Guía de viaje de 7 días. Ruta en coche por la Sierra de Tramuntana y día en Palma

Día 1:

Llegada en coche a Valldemossa. Descubriendo un pueblo de cuento

Valldemossa está a tan solo 30 minutos en coche, unos 27 kilómetros, desde el aeropuerto de Palma. Cuando llegues, te estará esperando tu habitación en uno de los fantásticos hoteles boutique de Valldemossa. Aprovecha para dejar las maletas y ponerte cómodo antes de salir a explorar algunos de los lugares de interés de Valldemossa, el pueblo que ha acogido a grandes artistas como son Frédéric Chopin, Rubén Darío, Azorín, George Sand o, recientemente, los actores Michael Douglas y Catherine Z Jones.  Solo sus calles empedradas y sus casas tradicionales a juego, ya bien merecen la pena el paseo.

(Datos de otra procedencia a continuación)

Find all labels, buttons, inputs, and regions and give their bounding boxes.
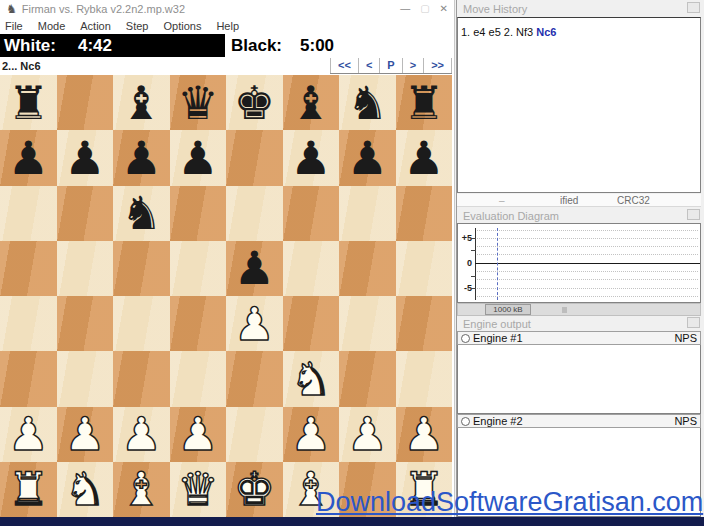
eval-gridline (477, 246, 698, 247)
square-h5[interactable] (396, 241, 453, 296)
square-f5[interactable] (283, 241, 340, 296)
engine1-radio-icon[interactable] (461, 334, 470, 343)
black-knight: ♞ (121, 190, 162, 236)
background-scrollbar-thumb[interactable]: 1000 kB (485, 304, 531, 315)
square-a7[interactable]: ♟ (0, 130, 57, 185)
square-b4[interactable] (57, 296, 114, 351)
titlebar[interactable]: ♞ Firman vs. Rybka v2.2n2.mp.w32 — ▢ ✕ (0, 0, 454, 17)
board-window: ♞ Firman vs. Rybka v2.2n2.mp.w32 — ▢ ✕ F… (0, 0, 455, 517)
engine1-nps-label: NPS (674, 332, 697, 344)
black-rook: ♜ (8, 80, 49, 126)
background-window-col-modified: ified (560, 195, 578, 206)
white-pawn: ♟ (121, 411, 162, 457)
eval-tick (471, 276, 476, 277)
move-history-list[interactable]: 1. e4 e5 2. Nf3 Nc6 (457, 17, 701, 193)
background-scrollbar-tick (562, 307, 567, 313)
move-history-title: Move History (463, 3, 527, 15)
black-rook: ♜ (403, 80, 444, 126)
square-b7[interactable]: ♟ (57, 130, 114, 185)
eval-label-plus5: +5 (458, 233, 472, 243)
nav-pause-button[interactable]: P (380, 58, 402, 73)
eval-gridline (477, 279, 698, 280)
last-move-highlight[interactable]: Nc6 (536, 26, 556, 38)
nav-last-button[interactable]: >> (424, 58, 452, 73)
square-f3[interactable]: ♞ (283, 351, 340, 406)
square-f8[interactable]: ♝ (283, 75, 340, 130)
white-pawn: ♟ (64, 411, 105, 457)
menu-file[interactable]: File (5, 20, 23, 32)
white-clock-label: White: (4, 36, 56, 56)
nav-buttons: << < P > >> (330, 58, 452, 74)
moves-prefix: 1. e4 e5 2. Nf3 (461, 26, 536, 38)
white-knight: ♞ (64, 466, 105, 512)
black-king: ♚ (234, 80, 275, 126)
white-pawn: ♟ (234, 301, 275, 347)
square-e7[interactable] (226, 130, 283, 185)
evaluation-panel-button[interactable] (687, 209, 700, 220)
square-e8[interactable]: ♚ (226, 75, 283, 130)
square-h7[interactable]: ♟ (396, 130, 453, 185)
square-f6[interactable] (283, 186, 340, 241)
eval-tick (471, 250, 476, 251)
square-d8[interactable]: ♛ (170, 75, 227, 130)
square-e5[interactable]: ♟ (226, 241, 283, 296)
black-pawn: ♟ (347, 135, 388, 181)
maximize-icon: ▢ (420, 4, 429, 14)
square-c3[interactable] (113, 351, 170, 406)
right-panel: Move History 1. e4 e5 2. Nf3 Nc6 – ified… (456, 0, 704, 517)
white-pawn: ♟ (290, 411, 331, 457)
black-pawn: ♟ (8, 135, 49, 181)
square-h4[interactable] (396, 296, 453, 351)
square-c5[interactable] (113, 241, 170, 296)
white-pawn: ♟ (8, 411, 49, 457)
square-a2[interactable]: ♟ (0, 407, 57, 462)
square-e4[interactable]: ♟ (226, 296, 283, 351)
square-d1[interactable]: ♛ (170, 462, 227, 517)
eval-gridline (477, 230, 698, 231)
square-b8[interactable] (57, 75, 114, 130)
black-bishop: ♝ (290, 80, 331, 126)
square-d7[interactable]: ♟ (170, 130, 227, 185)
menu-mode[interactable]: Mode (38, 20, 66, 32)
close-icon[interactable]: ✕ (440, 4, 448, 14)
eval-gridline (477, 271, 698, 272)
nav-back-button[interactable]: < (359, 58, 380, 73)
eval-label-minus5: -5 (458, 283, 472, 293)
square-e6[interactable] (226, 186, 283, 241)
background-scrollbar[interactable]: 1000 kB (457, 303, 701, 316)
black-knight: ♞ (347, 80, 388, 126)
black-pawn: ♟ (64, 135, 105, 181)
white-queen: ♛ (177, 466, 218, 512)
square-b1[interactable]: ♞ (57, 462, 114, 517)
square-a3[interactable] (0, 351, 57, 406)
clock-row: White: 4:42 Black: 5:00 (0, 34, 454, 57)
black-bishop: ♝ (121, 80, 162, 126)
square-c6[interactable]: ♞ (113, 186, 170, 241)
app-icon: ♞ (6, 3, 17, 15)
menu-help[interactable]: Help (216, 20, 239, 32)
square-a8[interactable]: ♜ (0, 75, 57, 130)
black-clock: Black: 5:00 (225, 34, 334, 57)
eval-gridline (477, 296, 698, 297)
square-c8[interactable]: ♝ (113, 75, 170, 130)
menu-options[interactable]: Options (163, 20, 201, 32)
square-g6[interactable] (339, 186, 396, 241)
square-b5[interactable] (57, 241, 114, 296)
square-e3[interactable] (226, 351, 283, 406)
square-a4[interactable] (0, 296, 57, 351)
square-d6[interactable] (170, 186, 227, 241)
square-h6[interactable] (396, 186, 453, 241)
white-bishop: ♝ (121, 466, 162, 512)
menu-action[interactable]: Action (80, 20, 111, 32)
square-g4[interactable] (339, 296, 396, 351)
white-pawn: ♟ (347, 411, 388, 457)
square-g3[interactable] (339, 351, 396, 406)
engine2-nps-label: NPS (674, 415, 697, 427)
square-d2[interactable]: ♟ (170, 407, 227, 462)
evaluation-diagram-title: Evaluation Diagram (463, 210, 559, 222)
square-h2[interactable]: ♟ (396, 407, 453, 462)
engine2-name: Engine #2 (473, 415, 674, 427)
engine1-header: Engine #1 NPS (457, 331, 701, 345)
eval-gridline (477, 254, 698, 255)
menu-step[interactable]: Step (126, 20, 149, 32)
eval-move-cursor (497, 228, 498, 300)
square-h3[interactable] (396, 351, 453, 406)
white-pawn: ♟ (177, 411, 218, 457)
black-queen: ♛ (177, 80, 218, 126)
engine2-radio-icon[interactable] (461, 417, 470, 426)
black-clock-label: Black: (231, 36, 282, 56)
square-b3[interactable] (57, 351, 114, 406)
square-d3[interactable] (170, 351, 227, 406)
background-window-col-crc32: CRC32 (617, 195, 650, 206)
white-clock-time: 4:42 (78, 36, 112, 56)
square-g8[interactable]: ♞ (339, 75, 396, 130)
move-history-panel-button[interactable] (687, 2, 700, 13)
white-rook: ♜ (8, 466, 49, 512)
square-b6[interactable] (57, 186, 114, 241)
square-f2[interactable]: ♟ (283, 407, 340, 462)
nav-first-button[interactable]: << (330, 58, 359, 73)
eval-tick (471, 238, 476, 239)
engine-output-title: Engine output (463, 318, 531, 330)
black-pawn: ♟ (290, 135, 331, 181)
eval-label-zero: 0 (458, 258, 472, 268)
black-clock-time: 5:00 (300, 36, 334, 56)
square-e1[interactable]: ♚ (226, 462, 283, 517)
square-a6[interactable] (0, 186, 57, 241)
square-h8[interactable]: ♜ (396, 75, 453, 130)
square-g5[interactable] (339, 241, 396, 296)
bottom-bar (0, 517, 704, 526)
eval-gridline (477, 288, 698, 289)
background-window-dash: – (499, 195, 505, 206)
black-pawn: ♟ (403, 135, 444, 181)
engine1-output-area[interactable] (457, 345, 701, 414)
evaluation-diagram: +5 0 -5 (457, 223, 701, 303)
eval-tick (471, 288, 476, 289)
square-e2[interactable] (226, 407, 283, 462)
black-pawn: ♟ (234, 245, 275, 291)
move-history-moves: 1. e4 e5 2. Nf3 Nc6 (461, 26, 556, 38)
window-title: Firman vs. Rybka v2.2n2.mp.w32 (22, 3, 390, 15)
white-knight: ♞ (290, 356, 331, 402)
square-g7[interactable]: ♟ (339, 130, 396, 185)
square-d5[interactable] (170, 241, 227, 296)
nav-forward-button[interactable]: > (403, 58, 424, 73)
eval-zero-line (475, 263, 700, 264)
black-pawn: ♟ (121, 135, 162, 181)
white-king: ♚ (234, 466, 275, 512)
square-c2[interactable]: ♟ (113, 407, 170, 462)
app-root: ♞ Firman vs. Rybka v2.2n2.mp.w32 — ▢ ✕ F… (0, 0, 704, 526)
white-pawn: ♟ (403, 411, 444, 457)
white-clock: White: 4:42 (0, 34, 225, 57)
square-d4[interactable] (170, 296, 227, 351)
nav-row: 2... Nc6 << < P > >> (0, 57, 454, 75)
square-c4[interactable] (113, 296, 170, 351)
square-g2[interactable]: ♟ (339, 407, 396, 462)
square-f7[interactable]: ♟ (283, 130, 340, 185)
eval-gridline (477, 238, 698, 239)
chess-board: ♜♝♛♚♝♞♜♟♟♟♟♟♟♟♞♟♟♞♟♟♟♟♟♟♟♜♞♝♛♚♝♜ (0, 75, 452, 517)
square-c1[interactable]: ♝ (113, 462, 170, 517)
minimize-icon[interactable]: — (400, 4, 410, 14)
menubar: File Mode Action Step Options Help (0, 17, 454, 34)
move-indicator: 2... Nc6 (2, 60, 41, 72)
square-f4[interactable] (283, 296, 340, 351)
engine-output-panel-button[interactable] (687, 317, 700, 328)
square-a1[interactable]: ♜ (0, 462, 57, 517)
background-window-strip: – ified CRC32 (457, 194, 701, 207)
square-b2[interactable]: ♟ (57, 407, 114, 462)
engine2-header: Engine #2 NPS (457, 414, 701, 428)
watermark: DownloadSoftwareGratisan.com (316, 487, 703, 518)
square-a5[interactable] (0, 241, 57, 296)
square-c7[interactable]: ♟ (113, 130, 170, 185)
engine1-name: Engine #1 (473, 332, 674, 344)
black-pawn: ♟ (177, 135, 218, 181)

A pocos metros, caminando encontrarás la Iglesia de San Bartolomé. Está iglesia del siglo XIII lleva el nombre del patrón de Valldemossa, San Bartolomé o, lo que es lo mismo pero en mallorquín, Sant Bartomeu. Esta parroquia de estilo gótico y campanario neoclásico, está abierta a sus feligreses y al público en general y es de entrada gratuita. Podrás entrar durante el día para contemplar su bóveda blanca, su rosetón y sus cuadros. Aunque modesta, esta iglesia es de lo más bonita y constituye el centro del pueblo. De hecho, antes de llegar, verás su cúpula desde la carretera. Una estampa de lo más idílica. 

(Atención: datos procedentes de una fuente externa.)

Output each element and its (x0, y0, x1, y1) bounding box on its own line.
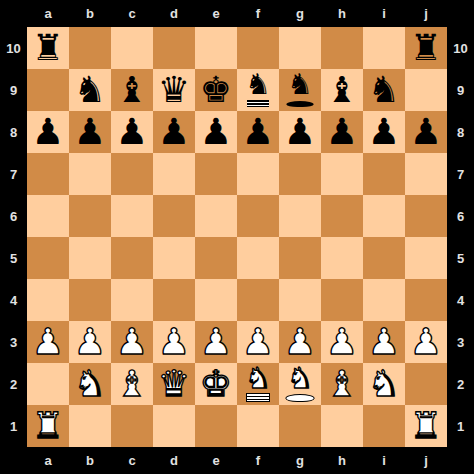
square-b10[interactable] (69, 27, 111, 69)
piece-white-pawn-e3[interactable]: ♟ (195, 321, 237, 363)
square-d5[interactable] (153, 237, 195, 279)
piece-black-cardinal-g9[interactable]: ♞ (279, 69, 321, 111)
file-label-i: i (363, 447, 405, 474)
marshal-glyph: ♞ (245, 70, 271, 99)
square-c8[interactable]: ♟ (111, 111, 153, 153)
square-f6[interactable] (237, 195, 279, 237)
file-label-j: j (405, 447, 447, 474)
square-i5[interactable] (363, 237, 405, 279)
square-a3[interactable]: ♟ (27, 321, 69, 363)
piece-black-knight-i9[interactable]: ♞ (363, 69, 405, 111)
square-g6[interactable] (279, 195, 321, 237)
rank-label-2: 2 (447, 363, 474, 405)
square-f3[interactable]: ♟ (237, 321, 279, 363)
square-g1[interactable] (279, 405, 321, 447)
square-g4[interactable] (279, 279, 321, 321)
square-d7[interactable] (153, 153, 195, 195)
pawn-glyph: ♟ (158, 111, 190, 153)
piece-black-knight-b9[interactable]: ♞ (69, 69, 111, 111)
king-glyph: ♚ (200, 69, 232, 111)
cardinal-glyph: ♞ (287, 364, 313, 393)
piece-black-pawn-d8[interactable]: ♟ (153, 111, 195, 153)
pawn-glyph: ♟ (242, 111, 274, 153)
square-j4[interactable] (405, 279, 447, 321)
square-j3[interactable]: ♟ (405, 321, 447, 363)
pawn-glyph: ♟ (116, 111, 148, 153)
square-b6[interactable] (69, 195, 111, 237)
square-c10[interactable] (111, 27, 153, 69)
pawn-glyph: ♟ (74, 111, 106, 153)
square-j10[interactable]: ♜ (405, 27, 447, 69)
file-label-c: c (111, 0, 153, 27)
piece-black-rook-j10[interactable]: ♜ (405, 27, 447, 69)
file-label-d: d (153, 447, 195, 474)
piece-white-bishop-h2[interactable]: ♝ (321, 363, 363, 405)
chessboard-frame: abcdefghij abcdefghij 10987654321 109876… (0, 0, 474, 474)
king-glyph: ♚ (200, 363, 232, 405)
square-e10[interactable] (195, 27, 237, 69)
square-f5[interactable] (237, 237, 279, 279)
piece-black-pawn-f8[interactable]: ♟ (237, 111, 279, 153)
piece-black-pawn-h8[interactable]: ♟ (321, 111, 363, 153)
square-j2[interactable] (405, 363, 447, 405)
rank-label-4: 4 (0, 279, 27, 321)
square-a6[interactable] (27, 195, 69, 237)
square-c2[interactable]: ♝ (111, 363, 153, 405)
square-h6[interactable] (321, 195, 363, 237)
square-d9[interactable]: ♛ (153, 69, 195, 111)
pawn-glyph: ♟ (116, 321, 148, 363)
file-label-f: f (237, 0, 279, 27)
piece-white-pawn-g3[interactable]: ♟ (279, 321, 321, 363)
square-d2[interactable]: ♛ (153, 363, 195, 405)
file-label-b: b (69, 0, 111, 27)
square-c4[interactable] (111, 279, 153, 321)
square-a4[interactable] (27, 279, 69, 321)
piece-white-knight-b2[interactable]: ♞ (69, 363, 111, 405)
square-f8[interactable]: ♟ (237, 111, 279, 153)
piece-black-bishop-h9[interactable]: ♝ (321, 69, 363, 111)
rank-label-6: 6 (447, 195, 474, 237)
rank-label-8: 8 (0, 111, 27, 153)
piece-black-marshal-f9[interactable]: ♞ (237, 69, 279, 111)
piece-black-bishop-c9[interactable]: ♝ (111, 69, 153, 111)
rook-glyph: ♜ (32, 27, 64, 69)
square-h3[interactable]: ♟ (321, 321, 363, 363)
rank-label-1: 1 (447, 405, 474, 447)
square-g2[interactable]: ♞ (279, 363, 321, 405)
square-e5[interactable] (195, 237, 237, 279)
square-e2[interactable]: ♚ (195, 363, 237, 405)
piece-black-king-e9[interactable]: ♚ (195, 69, 237, 111)
square-c7[interactable] (111, 153, 153, 195)
piece-white-cardinal-g2[interactable]: ♞ (279, 363, 321, 405)
rook-glyph: ♜ (32, 405, 64, 447)
file-labels-top: abcdefghij (27, 0, 447, 27)
square-c6[interactable] (111, 195, 153, 237)
square-a8[interactable]: ♟ (27, 111, 69, 153)
square-b8[interactable]: ♟ (69, 111, 111, 153)
square-f9[interactable]: ♞ (237, 69, 279, 111)
piece-white-king-e2[interactable]: ♚ (195, 363, 237, 405)
square-h1[interactable] (321, 405, 363, 447)
rank-label-10: 10 (447, 27, 474, 69)
square-j5[interactable] (405, 237, 447, 279)
square-c9[interactable]: ♝ (111, 69, 153, 111)
cardinal-base (287, 101, 314, 107)
piece-black-pawn-c8[interactable]: ♟ (111, 111, 153, 153)
piece-white-pawn-a3[interactable]: ♟ (27, 321, 69, 363)
queen-glyph: ♛ (158, 363, 190, 405)
square-e7[interactable] (195, 153, 237, 195)
square-b5[interactable] (69, 237, 111, 279)
square-i9[interactable]: ♞ (363, 69, 405, 111)
rank-label-1: 1 (0, 405, 27, 447)
piece-black-pawn-a8[interactable]: ♟ (27, 111, 69, 153)
piece-white-rook-a1[interactable]: ♜ (27, 405, 69, 447)
square-i1[interactable] (363, 405, 405, 447)
square-a10[interactable]: ♜ (27, 27, 69, 69)
bishop-glyph: ♝ (116, 69, 148, 111)
square-e3[interactable]: ♟ (195, 321, 237, 363)
piece-white-pawn-b3[interactable]: ♟ (69, 321, 111, 363)
square-d8[interactable]: ♟ (153, 111, 195, 153)
square-g10[interactable] (279, 27, 321, 69)
pawn-glyph: ♟ (368, 321, 400, 363)
pawn-glyph: ♟ (200, 111, 232, 153)
file-label-h: h (321, 447, 363, 474)
file-label-c: c (111, 447, 153, 474)
rank-label-4: 4 (447, 279, 474, 321)
piece-black-pawn-i8[interactable]: ♟ (363, 111, 405, 153)
marshal-base (247, 394, 269, 401)
square-b9[interactable]: ♞ (69, 69, 111, 111)
square-g9[interactable]: ♞ (279, 69, 321, 111)
square-j6[interactable] (405, 195, 447, 237)
rank-label-6: 6 (0, 195, 27, 237)
file-label-e: e (195, 447, 237, 474)
pawn-glyph: ♟ (326, 321, 358, 363)
rank-label-9: 9 (447, 69, 474, 111)
piece-black-pawn-e8[interactable]: ♟ (195, 111, 237, 153)
square-f7[interactable] (237, 153, 279, 195)
square-j8[interactable]: ♟ (405, 111, 447, 153)
square-b4[interactable] (69, 279, 111, 321)
square-e9[interactable]: ♚ (195, 69, 237, 111)
square-a2[interactable] (27, 363, 69, 405)
square-b7[interactable] (69, 153, 111, 195)
rank-labels-left: 10987654321 (0, 27, 27, 447)
board-grid: ♜♜♞♝♛♚♞♞♝♞♟♟♟♟♟♟♟♟♟♟♟♟♟♟♟♟♟♟♟♟♞♝♛♚♞♞♝♞♜♜ (27, 27, 447, 447)
square-d1[interactable] (153, 405, 195, 447)
piece-black-queen-d9[interactable]: ♛ (153, 69, 195, 111)
file-label-a: a (27, 0, 69, 27)
square-h5[interactable] (321, 237, 363, 279)
square-g3[interactable]: ♟ (279, 321, 321, 363)
square-g7[interactable] (279, 153, 321, 195)
cardinal-base (287, 395, 314, 401)
piece-white-pawn-c3[interactable]: ♟ (111, 321, 153, 363)
pawn-glyph: ♟ (284, 111, 316, 153)
square-d4[interactable] (153, 279, 195, 321)
pawn-glyph: ♟ (326, 111, 358, 153)
pawn-glyph: ♟ (74, 321, 106, 363)
pawn-glyph: ♟ (32, 321, 64, 363)
square-b3[interactable]: ♟ (69, 321, 111, 363)
square-e8[interactable]: ♟ (195, 111, 237, 153)
square-i7[interactable] (363, 153, 405, 195)
square-j1[interactable]: ♜ (405, 405, 447, 447)
file-label-j: j (405, 0, 447, 27)
square-i3[interactable]: ♟ (363, 321, 405, 363)
pawn-glyph: ♟ (158, 321, 190, 363)
square-h9[interactable]: ♝ (321, 69, 363, 111)
pawn-glyph: ♟ (410, 111, 442, 153)
knight-glyph: ♞ (368, 69, 400, 111)
square-f1[interactable] (237, 405, 279, 447)
rank-label-8: 8 (447, 111, 474, 153)
square-b1[interactable] (69, 405, 111, 447)
square-i4[interactable] (363, 279, 405, 321)
square-d6[interactable] (153, 195, 195, 237)
knight-glyph: ♞ (74, 363, 106, 405)
square-g5[interactable] (279, 237, 321, 279)
square-e4[interactable] (195, 279, 237, 321)
square-c3[interactable]: ♟ (111, 321, 153, 363)
queen-glyph: ♛ (158, 69, 190, 111)
cardinal-glyph: ♞ (287, 70, 313, 99)
square-f10[interactable] (237, 27, 279, 69)
square-j9[interactable] (405, 69, 447, 111)
pawn-glyph: ♟ (410, 321, 442, 363)
piece-white-pawn-h3[interactable]: ♟ (321, 321, 363, 363)
piece-white-bishop-c2[interactable]: ♝ (111, 363, 153, 405)
rank-label-2: 2 (0, 363, 27, 405)
pawn-glyph: ♟ (32, 111, 64, 153)
pawn-glyph: ♟ (200, 321, 232, 363)
rank-label-3: 3 (0, 321, 27, 363)
rank-label-7: 7 (447, 153, 474, 195)
bishop-glyph: ♝ (326, 363, 358, 405)
square-h10[interactable] (321, 27, 363, 69)
file-label-d: d (153, 0, 195, 27)
piece-white-queen-d2[interactable]: ♛ (153, 363, 195, 405)
rook-glyph: ♜ (410, 27, 442, 69)
square-a5[interactable] (27, 237, 69, 279)
square-a1[interactable]: ♜ (27, 405, 69, 447)
piece-white-marshal-f2[interactable]: ♞ (237, 363, 279, 405)
piece-white-pawn-f3[interactable]: ♟ (237, 321, 279, 363)
rank-label-5: 5 (0, 237, 27, 279)
square-h7[interactable] (321, 153, 363, 195)
square-i8[interactable]: ♟ (363, 111, 405, 153)
piece-white-rook-j1[interactable]: ♜ (405, 405, 447, 447)
piece-black-rook-a10[interactable]: ♜ (27, 27, 69, 69)
rank-label-7: 7 (0, 153, 27, 195)
piece-black-pawn-g8[interactable]: ♟ (279, 111, 321, 153)
piece-white-pawn-j3[interactable]: ♟ (405, 321, 447, 363)
file-label-g: g (279, 447, 321, 474)
square-f2[interactable]: ♞ (237, 363, 279, 405)
piece-black-pawn-b8[interactable]: ♟ (69, 111, 111, 153)
square-e6[interactable] (195, 195, 237, 237)
marshal-base (247, 100, 269, 107)
file-label-i: i (363, 0, 405, 27)
bishop-glyph: ♝ (116, 363, 148, 405)
rank-labels-right: 10987654321 (447, 27, 474, 447)
square-e1[interactable] (195, 405, 237, 447)
rook-glyph: ♜ (410, 405, 442, 447)
square-j7[interactable] (405, 153, 447, 195)
file-label-e: e (195, 0, 237, 27)
square-d3[interactable]: ♟ (153, 321, 195, 363)
square-a9[interactable] (27, 69, 69, 111)
rank-label-5: 5 (447, 237, 474, 279)
square-i10[interactable] (363, 27, 405, 69)
rank-label-10: 10 (0, 27, 27, 69)
file-label-a: a (27, 447, 69, 474)
square-f4[interactable] (237, 279, 279, 321)
pawn-glyph: ♟ (242, 321, 274, 363)
square-g8[interactable]: ♟ (279, 111, 321, 153)
rank-label-9: 9 (0, 69, 27, 111)
square-a7[interactable] (27, 153, 69, 195)
knight-glyph: ♞ (74, 69, 106, 111)
file-labels-bottom: abcdefghij (27, 447, 447, 474)
square-d10[interactable] (153, 27, 195, 69)
piece-white-pawn-d3[interactable]: ♟ (153, 321, 195, 363)
pawn-glyph: ♟ (284, 321, 316, 363)
rank-label-3: 3 (447, 321, 474, 363)
square-h2[interactable]: ♝ (321, 363, 363, 405)
pawn-glyph: ♟ (368, 111, 400, 153)
square-i6[interactable] (363, 195, 405, 237)
piece-white-knight-i2[interactable]: ♞ (363, 363, 405, 405)
square-h4[interactable] (321, 279, 363, 321)
square-c1[interactable] (111, 405, 153, 447)
square-h8[interactable]: ♟ (321, 111, 363, 153)
bishop-glyph: ♝ (326, 69, 358, 111)
piece-black-pawn-j8[interactable]: ♟ (405, 111, 447, 153)
square-b2[interactable]: ♞ (69, 363, 111, 405)
square-c5[interactable] (111, 237, 153, 279)
file-label-f: f (237, 447, 279, 474)
knight-glyph: ♞ (368, 363, 400, 405)
square-i2[interactable]: ♞ (363, 363, 405, 405)
marshal-glyph: ♞ (245, 364, 271, 393)
file-label-b: b (69, 447, 111, 474)
piece-white-pawn-i3[interactable]: ♟ (363, 321, 405, 363)
file-label-h: h (321, 0, 363, 27)
file-label-g: g (279, 0, 321, 27)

En frente de la Iglesia de San Bartolomé, encontrarás la casa natal de la beata Santa Catalina Thomás, patrona de Valldemossa, nacida en el siglo XVI. No tiene horarios de visita puesto que se ha reconvertido en una capilla en honor a ella y unas verjas la resguardan. Conocida como la beateta, Santa Catalina Thomás es la santa más venerada en Mallorca ya que fue la primera santa mallorquina. Sus restos permanecen intactos en el Convento de Santa Magdalena, en Palma, donde ingresó con 21 años. Se le atribuyen varios milagros, la aparición de santos y la experimentación del éxtasis más grande de la historia (21 días). Así pues, fue beatificada en 1792 y santificada en 1930. 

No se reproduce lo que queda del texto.